Je souffre de dépression depuis très longtemps. Depuis presque quinze années. Avec des hauts et des bas. Parfois de grosses périodes de répit, de plusieurs mois, voire d’un ou deux ans. Et je crois que c’est cette hyperémotivité qui m’a poussé à m’engager,  à militer, à me battre coûte que coûte, pour ne plus baisser les bras.

Mais maintenant, et bien, je n’y arrive plus. J’abandonne. Je suis usé.

Le militantisme n’est pas et ne sera jamais à la portée de tout le monde. Oh bien sûr, je connais un tas de neuroatypiques militants. Mais j’en connais un tas que le militantisme a bousillé aussi. Je fais partie du lot.

Je suis vivant, et c’est tant mieux. Mais quelque part, oui, je suis devenu aigri et méchant. Pour me protéger. Pour survivre.
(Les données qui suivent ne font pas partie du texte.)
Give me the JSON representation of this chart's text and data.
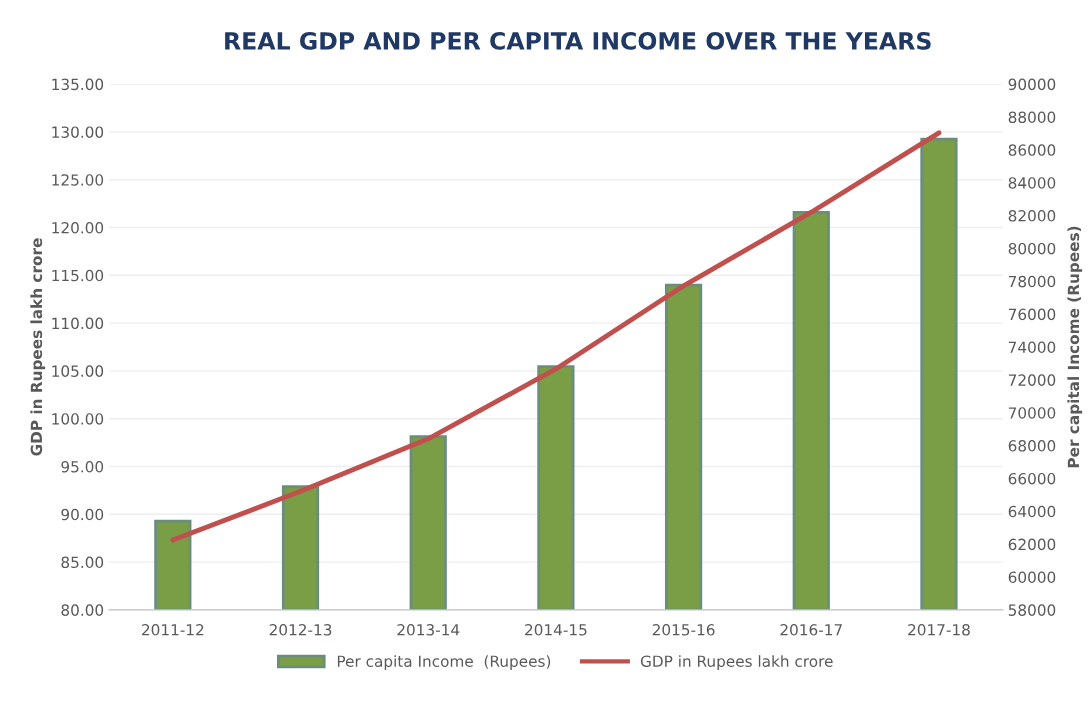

Est-ce que je suis capable de continuer à militer ? Est-ce que prendre une pause fait de moi une mauvaise personne ? Est-ce que les gens que j’ai blessés par militantisme évolueront ? Est-ce que je n’ai pas juste perdu mon temps, mon énergie, mes amours et mes ami-es ? Est-ce que le militantisme m’a rendu mauvais ? Ai-je fait les bons choix ?

Je suis juste fatigué.

Alors, je ne sais pas comment les choses se dérouleront par la suite. Peut-être que ce blog va juste devenir un blog random où il ne se passera plus rien de politique. Peut-être pas. En attendant, je vais essayer de me soigner et d’aller mieux.

Je vous souhaite de prendre soin de vous et de vous battre pour ce qui est juste. Mais de ne pas vous perdre en chemin.

Sur ce, je vais aller faire un câlin à mon chat qui m’aime quoiqu’il arrive et que j’aime quoi qu’il arrive.